なんだろう、凄く酸っぱいものが食べたくなっている。

それになんだろう……朝からずーっとだるい様な感じがして身体が重いというか……

異常か何かと思うけどセルフチェックでは問題なしって出るし念の為に工廠に行ってメンテナンスツールで確認しても問題は無し。

では何だろうか?と思っても全然心当たりが無くてこれが困ったものだ。

メンタル的にもココ最近はずーっと嬉しい事ばかりだしダウンするような事はない。

 

「あー……」

「むぅ……」

 

おんなじようになーんかダル気なのがヴィオラ。他のFALとかは元気にツヤツヤ顔で出ていったんだよね。

私達だけ共通するような変なプレイしたっけ……?いや、普通に愛し合ってたよね?

うーん……プレイ中も何ら変な感じはしてなかったし……普通に気持ちよかったし……

まぁ取り敢えず朝ごはんだ。何事も朝ごはんを食べてからにしないとね。

食べれば何とか元気が出てくるでしょ。もしくは大人しく一度眠るか。

ただ朝から二度寝っていうのは勿体無いのでボツだ。飯だ飯。

ちょうど良いし食欲煽るお酢でも使ってやろうかな……身体にも良いらしいよ。

人形の身体には関係ないんだけどね!でも豊富な調味料があるのは良い事。

 

「今日の朝は何だろうねー」

「何でも良いが……重たいのは勘弁願いたいな」

「そうだね……レモンがあったら良いな」

「みかんでも良い」

 

こういう時はあんまり重いのを食べるとよろしくない傾向にあるからね。

気分的に更に急降下するかもしれないからかる~くで良いんだよね。

最悪私達だけ別の料理を作って食ってるのも良いかも。変な悪影響があるかもしれないから隔離していても良いし。

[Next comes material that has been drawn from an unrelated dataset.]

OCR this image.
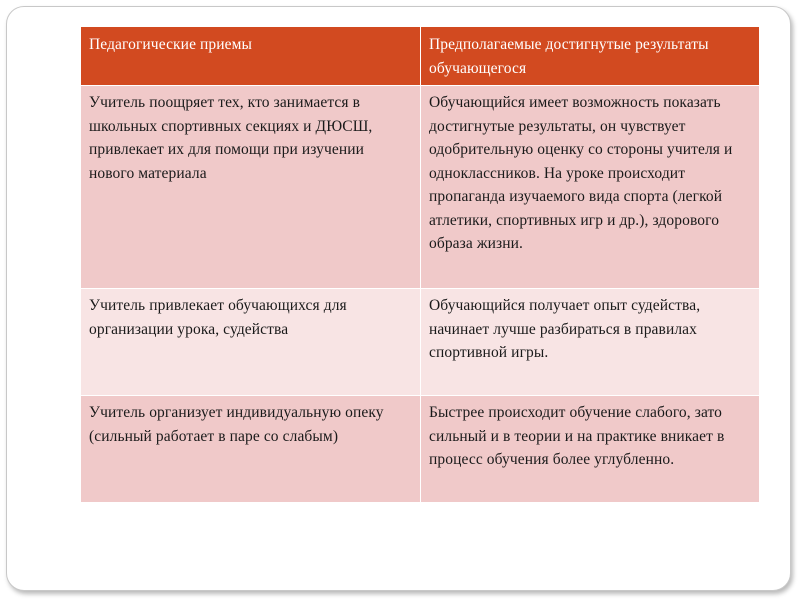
Педагогические приемы	Предполагаемые достигнутые результаты обучающегося
Учитель поощряет тех, кто занимается в школьных спортивных секциях и ДЮСШ, привлекает их для помощи при изучении нового материала	Обучающийся имеет возможность показать достигнутые результаты, он чувствует одобрительную оценку со стороны учителя и одноклассников. На уроке происходит пропаганда изучаемого вида спорта (легкой атлетики, спортивных игр и др.), здорового образа жизни.
Учитель привлекает обучающихся для организации урока, судейства	Обучающийся получает опыт судейства, начинает лучше разбираться в правилах спортивной игры.
Учитель организует индивидуальную опеку (сильный работает в паре со слабым)	Быстрее происходит обучение слабого, зато сильный и в теории и на практике вникает в процесс обучения более углубленно.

変な感染症とかに引っ掛かっている?いや、それは無いか人形だし。

あくまで人形は生体部品を大量に使って人間と同じ様なライフサイクルを再現しているだけで……

完全に似せているわけじゃないし病気にはならないし休憩だって本来は必要ない。

代謝機能等はあるけれど態々そんな脆弱性まで再現することは無い。

ともなればますます持って私とヴィオラのこの不調が不可解なんだよなぁ……

 

「お、ラッキー今日の朝はご飯にミソスープ……それにサラダか」

「そうだな……」

 

朝からグロッキーなのは私とヴィオラとメチャクチャ朝に弱いグローザくらいか。

夜中に諜報活動しているみたいで深夜のかなり遅くまでしているっぽい。

マカロフが止めるんだけどコレが聞き入れられることが無く大体いつも朝死んでる。

 

「今朝から調子悪そうね、大丈夫?」

「うーん……ウィルスとかじゃなさそうなんだけどねー……」

「わからん……食えばなんとかなるだろう」

 

サラダにコレでもかとお酢をぶっかける。うーん酸っぱい匂いがたまらん。

 

「そんなに匂わせて……そんな趣味だったかしら?」

「いやね、すっごく酸っぱいのがほしいの」

「同感だ……これでも足りないくらいだ」

「……」

 

お姉ちゃんが怪訝そうな顔で私とヴィオラを見ているけど黙っている。

あんまりにも匂わせているから苦言を言いたいのかな?でもこうでもしないとマジ……

 

「「うまー♪」」

「……あれ、美味しいと思う?」

「わたくしはノーコメントよ」

 

驚異的な酸味が私とヴィオラの食を進めるぜ、ヒャッハー

変に調子悪い感じも吹っ飛んでいきそうだよ。これで後はちょっと調子を見てからまたお仕事だね。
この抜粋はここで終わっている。